Is it possible to be conflict of interest sensitive? To aim for independent thinking professionals who are not sponsored by and beholden to the big players? Many of us are Christians, proud Filipinos and highly patriotic. But if we owe our appointment to a vested interest, we are already compromised and surely will not be independent.
- Presidential Mandate
As important as His choice, is the mandate that he gives to his appointees. The power sector is so important to the country and people that the President of the country needs to provide a clear direction that hopefully will be in synch with his general objectives for the Filipinos. We cannot aim growth, employment, and economic development if our power supply and services are manipulated and overpriced.
The needed systemic and structural reforms at ERC can only happen if the President champions it. Unless we get lucky and the appointed Chairman recognize these problems and takes it upon himself to lead the reforms. It should not really take long to figure out what needs to be reformed. The Epira law provides the main mandates. Just add a true care for public interest, a good heart and spirit, and we are in business.
- Structural Reforms at ERC
Perhaps the Commission can be restructured for disciplinary specialization. Regulated (transmission and distribution) from Deregulated Sectors (generation and csp), Missionary areas and subsidies. Power Generation. Competitive markets. Disputes. Consumer Concerns. This will allow for efficiency and a shorter learning curve for Commissioners because they can focus initially in certain areas.
The ERC needs a stronger and professional bureaucracy. Career people who will be loyal to the Commissions mandate under the law. People who will dedicate themselves to the pursuit of the ERC’s vision and mission and to the protection of public interest. The Epira law provided for their trainings and for their competitive and proper compensation. They are the ones who can help Commissioners shorten their learning curves. The ones who can make the Commission function continuously in the service of our people.

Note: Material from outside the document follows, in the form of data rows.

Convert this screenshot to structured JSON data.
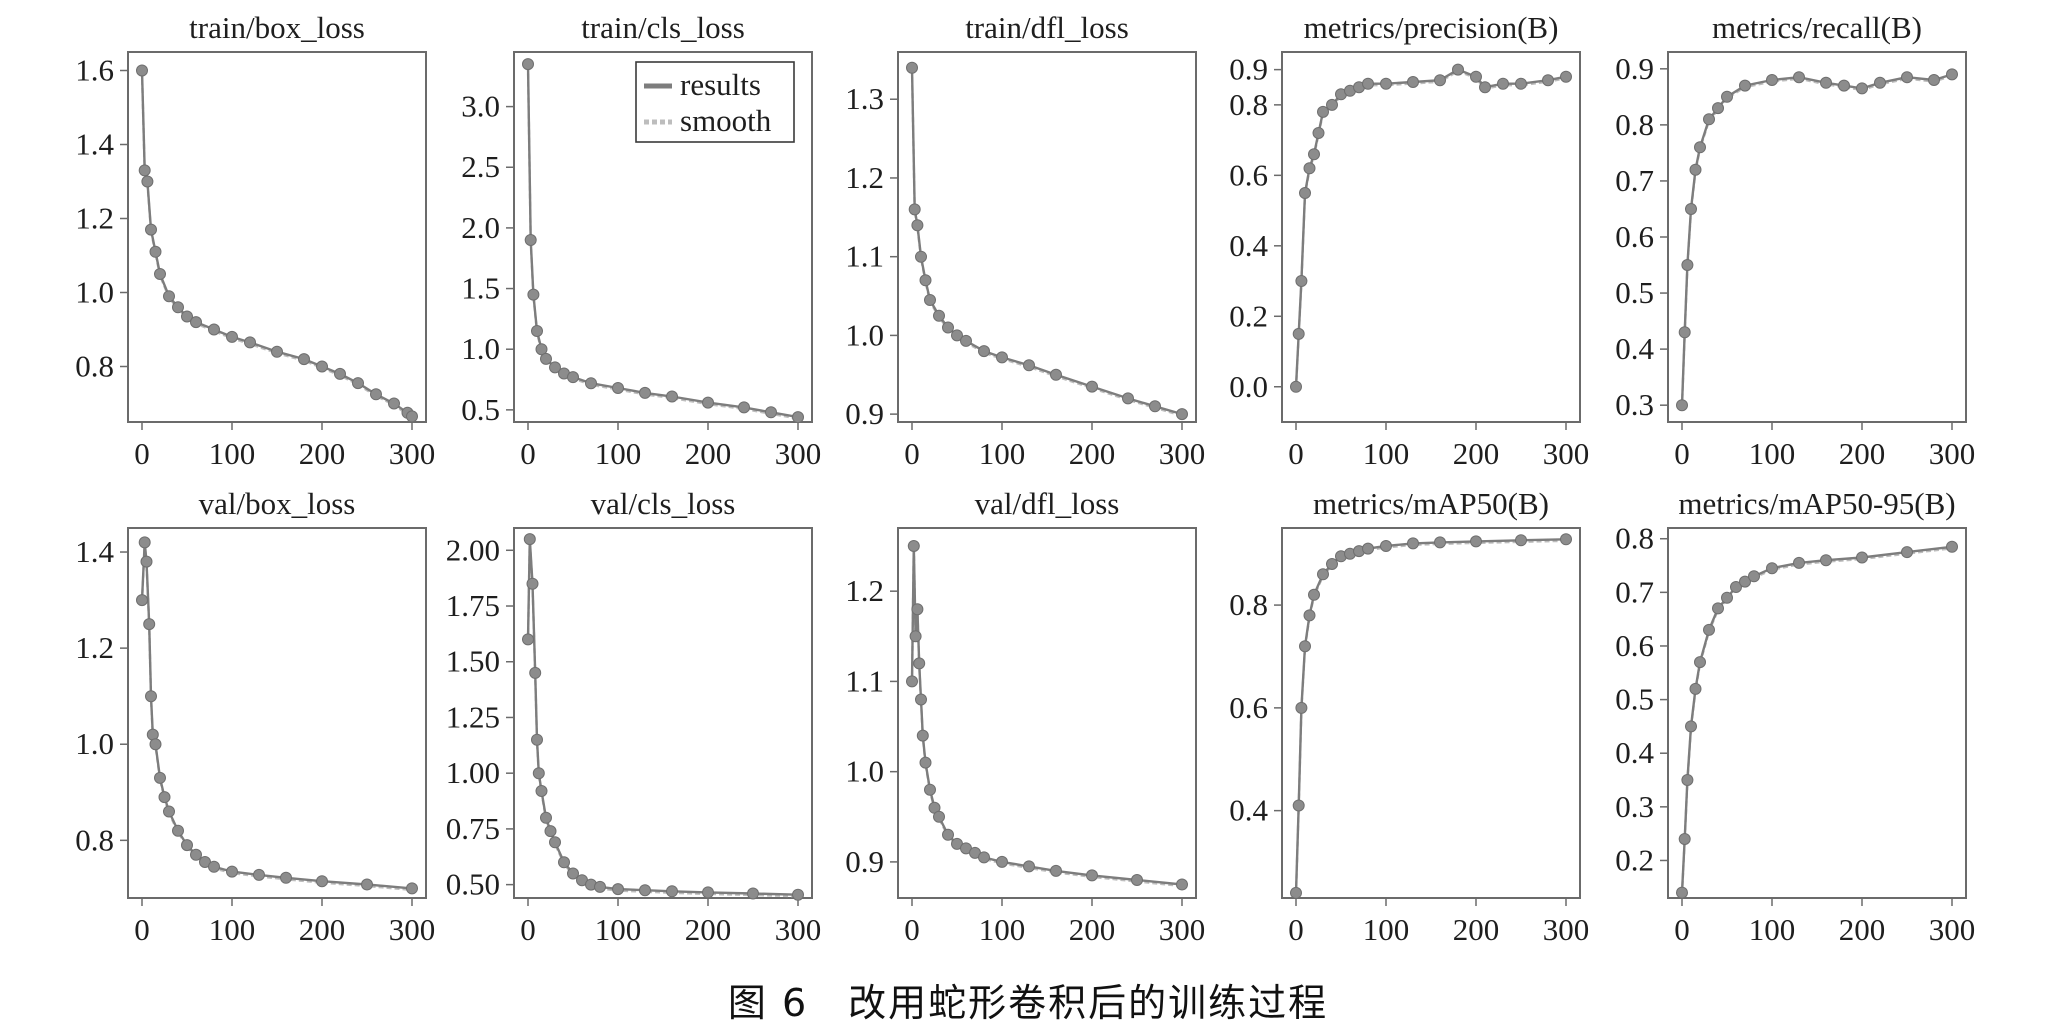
{
  "caption": "图 6　改用蛇形卷积后的训练过程",
  "legend": {
    "results": "results",
    "smooth": "smooth"
  },
  "colors": {
    "results": "#7d7d7d",
    "smooth": "#bdbdbd",
    "frame": "#6b6b6b"
  },
  "chart_data": [
    {
      "type": "line",
      "title": "train/box_loss",
      "xlim": [
        0,
        300
      ],
      "ylim": [
        0.65,
        1.65
      ],
      "xticks": [
        "0",
        "100",
        "200",
        "300"
      ],
      "yticks": [
        "0.8",
        "1.0",
        "1.2",
        "1.4",
        "1.6"
      ],
      "series": [
        {
          "x": [
            0,
            3,
            6,
            10,
            15,
            20,
            30,
            40,
            50,
            60,
            80,
            100,
            120,
            150,
            180,
            200,
            220,
            240,
            260,
            280,
            295,
            300
          ],
          "values": [
            1.6,
            1.33,
            1.3,
            1.17,
            1.11,
            1.05,
            0.99,
            0.96,
            0.935,
            0.92,
            0.9,
            0.88,
            0.865,
            0.84,
            0.82,
            0.8,
            0.78,
            0.755,
            0.725,
            0.7,
            0.675,
            0.665
          ]
        }
      ]
    },
    {
      "type": "line",
      "title": "train/cls_loss",
      "xlim": [
        0,
        300
      ],
      "ylim": [
        0.4,
        3.45
      ],
      "xticks": [
        "0",
        "100",
        "200",
        "300"
      ],
      "yticks": [
        "0.5",
        "1.0",
        "1.5",
        "2.0",
        "2.5",
        "3.0"
      ],
      "legend": "top-right",
      "series": [
        {
          "x": [
            0,
            3,
            6,
            10,
            15,
            20,
            30,
            40,
            50,
            70,
            100,
            130,
            160,
            200,
            240,
            270,
            300
          ],
          "values": [
            3.35,
            1.9,
            1.45,
            1.15,
            1.0,
            0.92,
            0.85,
            0.8,
            0.77,
            0.72,
            0.68,
            0.64,
            0.61,
            0.56,
            0.52,
            0.48,
            0.44
          ]
        }
      ]
    },
    {
      "type": "line",
      "title": "train/dfl_loss",
      "xlim": [
        0,
        300
      ],
      "ylim": [
        0.89,
        1.36
      ],
      "xticks": [
        "0",
        "100",
        "200",
        "300"
      ],
      "yticks": [
        "0.9",
        "1.0",
        "1.1",
        "1.2",
        "1.3"
      ],
      "series": [
        {
          "x": [
            0,
            3,
            6,
            10,
            15,
            20,
            30,
            40,
            50,
            60,
            80,
            100,
            130,
            160,
            200,
            240,
            270,
            300
          ],
          "values": [
            1.34,
            1.16,
            1.14,
            1.1,
            1.07,
            1.045,
            1.025,
            1.01,
            1.0,
            0.993,
            0.98,
            0.972,
            0.962,
            0.95,
            0.935,
            0.92,
            0.91,
            0.9
          ]
        }
      ]
    },
    {
      "type": "line",
      "title": "metrics/precision(B)",
      "xlim": [
        0,
        300
      ],
      "ylim": [
        -0.1,
        0.95
      ],
      "xticks": [
        "0",
        "100",
        "200",
        "300"
      ],
      "yticks": [
        "0.0",
        "0.2",
        "0.4",
        "0.6",
        "0.8",
        "0.9"
      ],
      "series": [
        {
          "x": [
            0,
            3,
            6,
            10,
            15,
            20,
            25,
            30,
            40,
            50,
            60,
            70,
            80,
            100,
            130,
            160,
            180,
            200,
            210,
            230,
            250,
            280,
            300
          ],
          "values": [
            0.0,
            0.15,
            0.3,
            0.55,
            0.62,
            0.66,
            0.72,
            0.78,
            0.8,
            0.83,
            0.84,
            0.85,
            0.86,
            0.86,
            0.865,
            0.87,
            0.9,
            0.88,
            0.85,
            0.86,
            0.86,
            0.87,
            0.88
          ]
        }
      ]
    },
    {
      "type": "line",
      "title": "metrics/recall(B)",
      "xlim": [
        0,
        300
      ],
      "ylim": [
        0.27,
        0.93
      ],
      "xticks": [
        "0",
        "100",
        "200",
        "300"
      ],
      "yticks": [
        "0.3",
        "0.4",
        "0.5",
        "0.6",
        "0.7",
        "0.8",
        "0.9"
      ],
      "series": [
        {
          "x": [
            0,
            3,
            6,
            10,
            15,
            20,
            30,
            40,
            50,
            70,
            100,
            130,
            160,
            180,
            200,
            220,
            250,
            280,
            300
          ],
          "values": [
            0.3,
            0.43,
            0.55,
            0.65,
            0.72,
            0.76,
            0.81,
            0.83,
            0.85,
            0.87,
            0.88,
            0.885,
            0.875,
            0.87,
            0.865,
            0.875,
            0.885,
            0.88,
            0.89
          ]
        }
      ]
    },
    {
      "type": "line",
      "title": "val/box_loss",
      "xlim": [
        0,
        300
      ],
      "ylim": [
        0.68,
        1.45
      ],
      "xticks": [
        "0",
        "100",
        "200",
        "300"
      ],
      "yticks": [
        "0.8",
        "1.0",
        "1.2",
        "1.4"
      ],
      "series": [
        {
          "x": [
            0,
            3,
            5,
            8,
            10,
            12,
            15,
            20,
            25,
            30,
            40,
            50,
            60,
            70,
            80,
            100,
            130,
            160,
            200,
            250,
            300
          ],
          "values": [
            1.3,
            1.42,
            1.38,
            1.25,
            1.1,
            1.02,
            1.0,
            0.93,
            0.89,
            0.86,
            0.82,
            0.79,
            0.77,
            0.755,
            0.745,
            0.735,
            0.728,
            0.722,
            0.715,
            0.708,
            0.7
          ]
        }
      ]
    },
    {
      "type": "line",
      "title": "val/cls_loss",
      "xlim": [
        0,
        300
      ],
      "ylim": [
        0.44,
        2.1
      ],
      "xticks": [
        "0",
        "100",
        "200",
        "300"
      ],
      "yticks": [
        "0.50",
        "0.75",
        "1.00",
        "1.25",
        "1.50",
        "1.75",
        "2.00"
      ],
      "series": [
        {
          "x": [
            0,
            2,
            5,
            8,
            10,
            12,
            15,
            20,
            25,
            30,
            40,
            50,
            60,
            70,
            80,
            100,
            130,
            160,
            200,
            250,
            300
          ],
          "values": [
            1.6,
            2.05,
            1.85,
            1.45,
            1.15,
            1.0,
            0.92,
            0.8,
            0.74,
            0.69,
            0.6,
            0.55,
            0.52,
            0.5,
            0.49,
            0.48,
            0.475,
            0.47,
            0.465,
            0.46,
            0.455
          ]
        }
      ]
    },
    {
      "type": "line",
      "title": "val/dfl_loss",
      "xlim": [
        0,
        300
      ],
      "ylim": [
        0.86,
        1.27
      ],
      "xticks": [
        "0",
        "100",
        "200",
        "300"
      ],
      "yticks": [
        "0.9",
        "1.0",
        "1.1",
        "1.2"
      ],
      "series": [
        {
          "x": [
            0,
            2,
            4,
            6,
            8,
            10,
            12,
            15,
            20,
            25,
            30,
            40,
            50,
            60,
            70,
            80,
            100,
            130,
            160,
            200,
            250,
            300
          ],
          "values": [
            1.1,
            1.25,
            1.15,
            1.18,
            1.12,
            1.08,
            1.04,
            1.01,
            0.98,
            0.96,
            0.95,
            0.93,
            0.92,
            0.915,
            0.91,
            0.905,
            0.9,
            0.895,
            0.89,
            0.885,
            0.88,
            0.875
          ]
        }
      ]
    },
    {
      "type": "line",
      "title": "metrics/mAP50(B)",
      "xlim": [
        0,
        300
      ],
      "ylim": [
        0.23,
        0.95
      ],
      "xticks": [
        "0",
        "100",
        "200",
        "300"
      ],
      "yticks": [
        "0.4",
        "0.6",
        "0.8"
      ],
      "series": [
        {
          "x": [
            0,
            3,
            6,
            10,
            15,
            20,
            30,
            40,
            50,
            60,
            70,
            80,
            100,
            130,
            160,
            200,
            250,
            300
          ],
          "values": [
            0.24,
            0.41,
            0.6,
            0.72,
            0.78,
            0.82,
            0.86,
            0.88,
            0.895,
            0.9,
            0.905,
            0.91,
            0.915,
            0.92,
            0.922,
            0.924,
            0.926,
            0.928
          ]
        }
      ]
    },
    {
      "type": "line",
      "title": "metrics/mAP50-95(B)",
      "xlim": [
        0,
        300
      ],
      "ylim": [
        0.13,
        0.82
      ],
      "xticks": [
        "0",
        "100",
        "200",
        "300"
      ],
      "yticks": [
        "0.2",
        "0.3",
        "0.4",
        "0.5",
        "0.6",
        "0.7",
        "0.8"
      ],
      "series": [
        {
          "x": [
            0,
            3,
            6,
            10,
            15,
            20,
            30,
            40,
            50,
            60,
            70,
            80,
            100,
            130,
            160,
            200,
            250,
            300
          ],
          "values": [
            0.14,
            0.24,
            0.35,
            0.45,
            0.52,
            0.57,
            0.63,
            0.67,
            0.69,
            0.71,
            0.72,
            0.73,
            0.745,
            0.755,
            0.76,
            0.765,
            0.775,
            0.785
          ]
        }
      ]
    }
  ]
}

The equally important structural reform is streamlining the ERC. For the Law to lighten its load. For it to not to regulate what should not be regulated and vice versa. For it to be less judicial resulting to time wasting postponements and the denial of consumers viewpoints from being heard.
People expect that there will be major changes in the make up of the Commission. Some are retiring and some are resigning it is reported. We feel bad for these good professional people. The fire breathing dragon turned out too big for them. Or were they just swallowed by the system?Coming from its recent turmoil, it will be an opportunity for the country to rethink and review the methodologies and processes.
This time let us hope we will be more loyal to the vision of the ERC Commission as defined by the Epira Law. Let us undo the mistakes of the early years and be better guided for the future.
Let us now choose new Commissioners carefully. We cannot afford another 10 years of overpriced and exploitive electricity.
Electric consumers are Filipinos too.
MatuwidnaSingilsaKuryente Consumer Alliance Inc.